The Conway decision ends claims against the sole remaining defendant, former Board of School Committee member Joe Briggs, according to Briggs’ lawyer, Joe Kelly Levasseur.
“There’s nothing there; there never was anything there,” said Briggs, who resigned his seat late last year and moved to Georgia.
A telephone message and e-mail left with John P. Sherman, the Portsmouth lawyer representing Michael and Constantina Conway, was not returned Monday.
Last year, a Hillsborough County Superior Court judge had thrown out most of the Conway suit. The couple had claimed that their daughters, star track athletes at Central High School, were subject to bullying and retaliation after the parents complained about girls’ track coach Kelly Fox.
The judge allowed the suit to proceed against Briggs, whom the Conways claim defamed them during a school board meeting.
“My understanding is they just didn’t want to go forward,” Levasseur said on Monday. The Manchester lawyer, who is also an at-large alderman, had called for a hearing under a state law that allows for an elected official to collect legal fees if a judge determines a claim against an official lacks merit.
The hearing had been scheduled for later this month.

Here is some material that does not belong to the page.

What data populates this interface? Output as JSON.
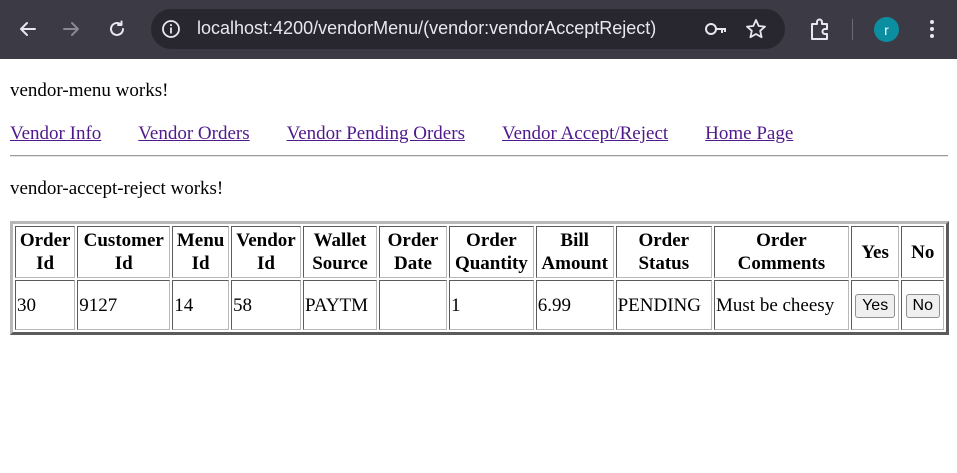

The Manchester school district has agreed to pay Briggs’ legal bills. Levasseur said he will bill the district $13,500, but accept $12,000 if the bill is paid in 10 days.
Briggs said he did suffer some costs. The case weighed on him mentally and emotionally. And he disclosed the suit when he applied for a mortgage, which meant a higher interest rate.
Briggs said he requested his company to transfer him to Georgia so his children could get a better education.